Previous research sponsored by the National Endowment for the Arts has reported on the relationship between arts engagement and at-risk youth. It was found that students with low socioeconomic status but with a high exposure to the arts demonstrate higher college enrollment and show improved academic achievement than their non-arts-exposed peers. The Dance to Success program (PI: Sarah DiPasquale) is designed to improve student learning outcomes by means of making high-quality dance accessible to public-school teachers in districts with high rates of student socioeconomic disadvantage. Dance to Success provides teachers with web-based access to 3-5 minute dance videos, consisting of original, brain-based movement geared to promote body-mind connectivity and improve student focus. Teachers are asked to utilize the dance videos with their students before every assessment given and, additionally, as ‘brain breaks’ as they see fit throughout the school day. Skidmore College students create the videos on campus as part of the program’s pre-college overlay. The aim of Dance to Success is to demonstrate the importance of dance and movement integration in public-school education through quantitative analysis of state and local assessment scores, reading levels, behavior referrals, and attendance as compared to a control group of nonparticipating classrooms. Furthermore, a qualitative assessment of teacher, student, and parent perceptions will allow for additional insight into the program. To our knowledge, our study is the first of its kind to both quantitatively and qualitatively investigate the use of dance in relation to student achievement and, more specifically, the relationship between dance exposure and at-risk youth.

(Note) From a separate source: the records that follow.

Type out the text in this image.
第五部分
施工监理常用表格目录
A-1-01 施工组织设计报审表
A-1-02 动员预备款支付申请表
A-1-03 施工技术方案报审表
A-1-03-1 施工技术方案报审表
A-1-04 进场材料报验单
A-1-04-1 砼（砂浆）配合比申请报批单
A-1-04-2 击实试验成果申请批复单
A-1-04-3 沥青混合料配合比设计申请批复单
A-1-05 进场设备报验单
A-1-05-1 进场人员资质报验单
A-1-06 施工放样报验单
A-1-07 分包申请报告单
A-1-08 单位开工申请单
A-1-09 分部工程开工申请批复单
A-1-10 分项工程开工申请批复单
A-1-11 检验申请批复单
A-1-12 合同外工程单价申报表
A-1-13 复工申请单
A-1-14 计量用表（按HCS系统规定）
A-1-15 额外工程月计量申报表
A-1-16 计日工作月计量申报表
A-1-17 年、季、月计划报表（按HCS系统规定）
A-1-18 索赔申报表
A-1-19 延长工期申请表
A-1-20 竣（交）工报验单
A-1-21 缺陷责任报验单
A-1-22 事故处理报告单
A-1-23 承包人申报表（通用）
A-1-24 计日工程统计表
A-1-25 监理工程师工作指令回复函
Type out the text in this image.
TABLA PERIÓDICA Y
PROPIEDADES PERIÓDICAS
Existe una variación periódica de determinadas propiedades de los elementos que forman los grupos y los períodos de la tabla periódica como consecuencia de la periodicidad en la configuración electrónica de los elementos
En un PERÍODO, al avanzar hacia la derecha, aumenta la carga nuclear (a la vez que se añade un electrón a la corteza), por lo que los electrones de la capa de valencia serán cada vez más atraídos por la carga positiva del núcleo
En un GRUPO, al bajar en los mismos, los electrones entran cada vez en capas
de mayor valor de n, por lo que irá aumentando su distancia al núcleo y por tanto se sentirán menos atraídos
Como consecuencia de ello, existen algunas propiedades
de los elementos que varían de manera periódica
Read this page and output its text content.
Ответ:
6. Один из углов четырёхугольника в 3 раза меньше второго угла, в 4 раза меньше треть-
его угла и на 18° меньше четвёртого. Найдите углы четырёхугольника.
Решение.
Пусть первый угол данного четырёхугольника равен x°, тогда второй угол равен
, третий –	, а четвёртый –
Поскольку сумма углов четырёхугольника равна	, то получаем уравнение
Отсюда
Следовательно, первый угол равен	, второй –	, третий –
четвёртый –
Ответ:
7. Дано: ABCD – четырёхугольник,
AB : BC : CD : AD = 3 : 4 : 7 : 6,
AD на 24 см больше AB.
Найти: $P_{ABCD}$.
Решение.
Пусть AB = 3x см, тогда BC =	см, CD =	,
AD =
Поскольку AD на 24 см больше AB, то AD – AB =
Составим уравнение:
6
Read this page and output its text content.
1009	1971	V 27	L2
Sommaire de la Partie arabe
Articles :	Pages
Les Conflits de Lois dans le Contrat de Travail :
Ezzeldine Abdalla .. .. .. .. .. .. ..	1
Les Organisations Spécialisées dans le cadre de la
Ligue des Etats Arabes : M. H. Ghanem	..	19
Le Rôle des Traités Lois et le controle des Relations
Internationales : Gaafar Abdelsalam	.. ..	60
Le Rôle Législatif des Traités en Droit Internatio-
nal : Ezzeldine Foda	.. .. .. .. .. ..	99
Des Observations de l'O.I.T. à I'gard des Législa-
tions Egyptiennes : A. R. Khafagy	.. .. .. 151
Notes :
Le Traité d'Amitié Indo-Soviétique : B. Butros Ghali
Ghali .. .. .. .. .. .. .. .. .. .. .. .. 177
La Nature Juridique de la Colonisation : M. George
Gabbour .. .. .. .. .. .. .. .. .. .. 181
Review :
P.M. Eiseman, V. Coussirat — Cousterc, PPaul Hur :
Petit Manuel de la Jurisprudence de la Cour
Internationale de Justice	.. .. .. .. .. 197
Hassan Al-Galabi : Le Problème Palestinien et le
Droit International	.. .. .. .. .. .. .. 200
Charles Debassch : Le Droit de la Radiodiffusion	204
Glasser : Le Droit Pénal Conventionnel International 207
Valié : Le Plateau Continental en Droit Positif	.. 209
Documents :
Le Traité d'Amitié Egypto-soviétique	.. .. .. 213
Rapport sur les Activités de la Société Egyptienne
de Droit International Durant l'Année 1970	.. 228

Characterization and Modulation of SH3 Domain Binding Pathway Biophysics

The goal of this NSF-funded research (Principal Investigator: Dr. K. Aurelia Ball) is to understand how common protein binding interactions can be tuned in small ways to perform specialized functions in different cellular contexts. The communication within cells that allows cellular processes to occur is mediated by interactions between proteins. Understanding the details of these interactions, including their strength and specificity, will allow researchers to predict and modify the many types of cell behavior. Results will provide deeper insights into how protein binding interactions function in different cellular contexts and help explain how a common interaction can specialize to perform many different cellular functions. Undergraduate students working on this project will have the opportunity to learn both computational and experimental biophysics skills, including how both computational and experimental data can contribute to a project to form a more complete model of protein interactions. Students will also work closely with scientists at Texas Tech University (Mike Latham) and the University of Liverpool (Elliott Stollar) and experience first-hand the importance of collaboration to the modern scientific process. To allow a larger number of students to have an experience with undergraduate research, a research-based lab course will expose students to techniques in computational biophysics and molecular dynamics simulations. In this course, students develop and carryout a research project contributing to the larger project goals. This project also includes the development of a one-credit course for science majors on women and underrepresented groups in science. This course will be geared toward all natural science majors, and will encourage students navigating a major where women are traditionally underrepresented to consider and grapple with ideas about identity in science. Topics will include the challenges that women and minorities may face regarding identifying as scientists, stereotype threat, and impostor syndrome. The course will prepare students to be leaders on the topic of underrepresented groups in science and include a service-learning project.

Teagle Foundation - February 2019

In February 2019, the Teagle Foundation awarded Skidmore College and Sponsors for Educational Opportunity (SEO) a three-year grant of $300,000.  The grant allows Skidmore and SEO to continue their partnership in College-Community Connections, a collaborative program aimed at helping high-school students from New York City to prepare for, and succeed in, college.